Intuitively, rope is only useful under tension and not compression - you can pull an object with a rope, but not push it. It should be obvious that when you swing a ball on a rope, you are pulling on the rope. You can't use just a rope to accelerate an object away from you (i.e. push something), you can only use it to accelerate an object *toward* you (i.e. pull something).

From this very simple fact, we can surmise that when swinging a ball on a rope, the ball is accelerating toward the center, since it is impossible for the rope to impart a force on the ball in any other direction.
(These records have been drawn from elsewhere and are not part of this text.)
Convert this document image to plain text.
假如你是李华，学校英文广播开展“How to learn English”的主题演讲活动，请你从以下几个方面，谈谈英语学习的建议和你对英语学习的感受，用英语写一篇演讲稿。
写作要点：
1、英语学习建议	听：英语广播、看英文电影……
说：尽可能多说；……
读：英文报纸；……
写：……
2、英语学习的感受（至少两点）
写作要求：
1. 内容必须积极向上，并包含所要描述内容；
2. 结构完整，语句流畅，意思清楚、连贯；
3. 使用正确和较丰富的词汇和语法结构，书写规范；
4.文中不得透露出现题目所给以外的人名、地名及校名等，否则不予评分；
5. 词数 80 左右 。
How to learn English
To suggest that the ball is accelerating outward when it's released would mean that the person provides a "push" when letting go, and that the rope is capable of transmitting such a push, both of which are false - even if the person swinging the ball does "push" when they let go, there is simply no way for a rope to transmit that push to the ball.
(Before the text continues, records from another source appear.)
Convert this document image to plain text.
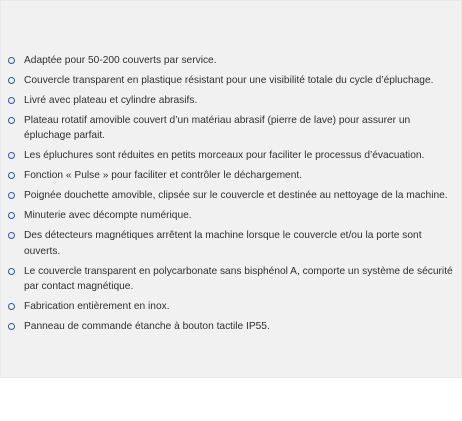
Adaptée pour 50-200 couverts par service.
Couvercle transparent en plastique résistant pour une visibilité totale du cycle d’épluchage.
Livré avec plateau et cylindre abrasifs.
Plateau rotatif amovible couvert d’un matériau abrasif (pierre de lave) pour assurer un épluchage parfait.
Les épluchures sont réduites en petits morceaux pour faciliter le processus d’évacuation.
Fonction « Pulse » pour faciliter et contrôler le déchargement.
Poignée douchette amovible, clipsée sur le couvercle et destinée au nettoyage de la machine.
Minuterie avec décompte numérique.
Des détecteurs magnétiques arrêtent la machine lorsque le couvercle et/ou la porte sont ouverts.
Le couvercle transparent en polycarbonate sans bisphénol A, comporte un système de sécurité par contact magnétique.
Fabrication entièrement en inox.
Panneau de commande étanche à bouton tactile IP55.
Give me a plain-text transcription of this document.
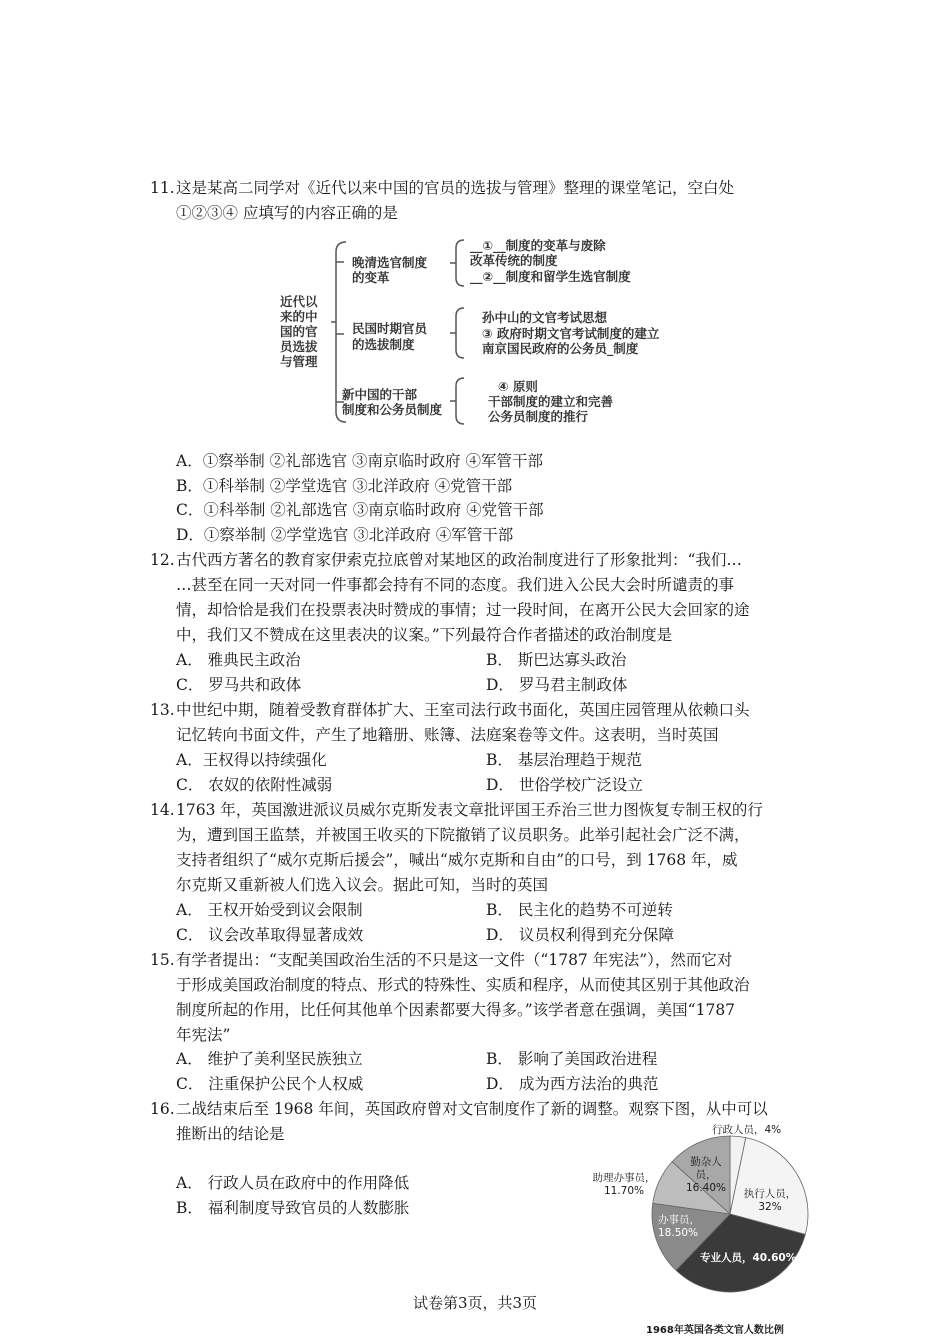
11. 这是某高二同学对《近代以来中国的官员的选拔与管理》整理的课堂笔记，空白处
①②③④ 应填写的内容正确的是
近代以
来的中
国的官
员选拔
与管理
晚清选官制度
的变革
__①__制度的变革与废除
改革传统的制度
__②__制度和留学生选官制度
民国时期官员
的选拔制度
孙中山的文官考试思想
③ 政府时期文官考试制度的建立
南京国民政府的公务员_制度
新中国的干部
制度和公务员制度
④ 原则
干部制度的建立和完善
公务员制度的推行
A．①察举制 ②礼部选官 ③南京临时政府 ④军管干部
B．①科举制 ②学堂选官 ③北洋政府 ④党管干部
C．①科举制 ②礼部选官 ③南京临时政府 ④党管干部
D．①察举制 ②学堂选官 ③北洋政府 ④军管干部
12. 古代西方著名的教育家伊索克拉底曾对某地区的政治制度进行了形象批判：“我们…
…甚至在同一天对同一件事都会持有不同的态度。我们进入公民大会时所谴责的事
情，却恰恰是我们在投票表决时赞成的事情；过一段时间，在离开公民大会回家的途
中，我们又不赞成在这里表决的议案。”下列最符合作者描述的政治制度是
A． 雅典民主政治	B． 斯巴达寡头政治
C． 罗马共和政体	D． 罗马君主制政体
13. 中世纪中期，随着受教育群体扩大、王室司法行政书面化，英国庄园管理从依赖口头
记忆转向书面文件，产生了地籍册、账簿、法庭案卷等文件。这表明，当时英国
A．王权得以持续强化	B． 基层治理趋于规范
C． 农奴的依附性减弱	D． 世俗学校广泛设立
14. 1763 年，英国激进派议员威尔克斯发表文章批评国王乔治三世力图恢复专制王权的行
为，遭到国王监禁，并被国王收买的下院撤销了议员职务。此举引起社会广泛不满，
支持者组织了“威尔克斯后援会”，喊出“威尔克斯和自由”的口号，到 1768 年，威
尔克斯又重新被人们选入议会。据此可知，当时的英国
A． 王权开始受到议会限制	B． 民主化的趋势不可逆转
C． 议会改革取得显著成效	D． 议员权利得到充分保障
15. 有学者提出：“支配美国政治生活的不只是这一文件（“1787 年宪法”），然而它对
于形成美国政治制度的特点、形式的特殊性、实质和程序，从而使其区别于其他政治
制度所起的作用，比任何其他单个因素都要大得多。”该学者意在强调，美国“1787
年宪法”
A． 维护了美利坚民族独立	B． 影响了美国政治进程
C． 注重保护公民个人权威	D． 成为西方法治的典范
16. 二战结束后至 1968 年间，英国政府曾对文官制度作了新的调整。观察下图，从中可以
推断出的结论是
A． 行政人员在政府中的作用降低
B． 福利制度导致官员的人数膨胀
行政人员，4%
执行人员，32%
专业人员，40.60%
办事员，18.50%
助理办事员，11.70%
勤杂人员，16.40%
1968年英国各类文官人数比例
试卷第3页，共3页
I would explain the correct answer without reference to forces. Basically, this is a question about acceleration and I would not introduce forces or another reference system. in addition to the one where the motion is described as a circular motion.

The very simple kinematic fact is that the acceleration vector at a given time $t$ is defined as the derivative of the velocity at the same time $t$. If one would like to avoid derivatives, it is enough to analyze the average acceleration over a small interval of time $\Delta t$. Provided $\Delta t$ is small enough that the value of the average acceleration $\vec{a}_m=\frac{{\vec v}(t+\Delta t) - \vec{v}(t)}{\Delta t}$ does not change significantly for any smaller interval of time, this average acceleration can be used as the acceleration $\vec{a}(t)$.

Now, in a circular motion (uniform or not, does not matter), the velocities at two times $t$ and $t+\Delta t$ are not aligned (the velocity is always tangent to the circle). Moreover, whatever is the direction of $\vec{v}(t)$, $\vec{v}(t+\Delta t)$ bends toward the side of the trajectory where the center of the circle is.

The following picture shows the geometry

In particular, the difference vector ${\vec v}(t+\Delta t) - \vec{v}(t)$ has the tail on the tip of the vector $\vec{v}(t)$ and its tip on the tip of the vector ${\vec v}(t+\Delta t)$ (parallelogram rule). It should be clear that it is impossible to have an acceleration pointing in the direction opposite to the direction where the trajectory bends.

**PostScriptum for more formal readers:**

Of course, the previous elementary argument can be made completely formal by using a little of differential geometries of curves in 2 and 3 dimensions.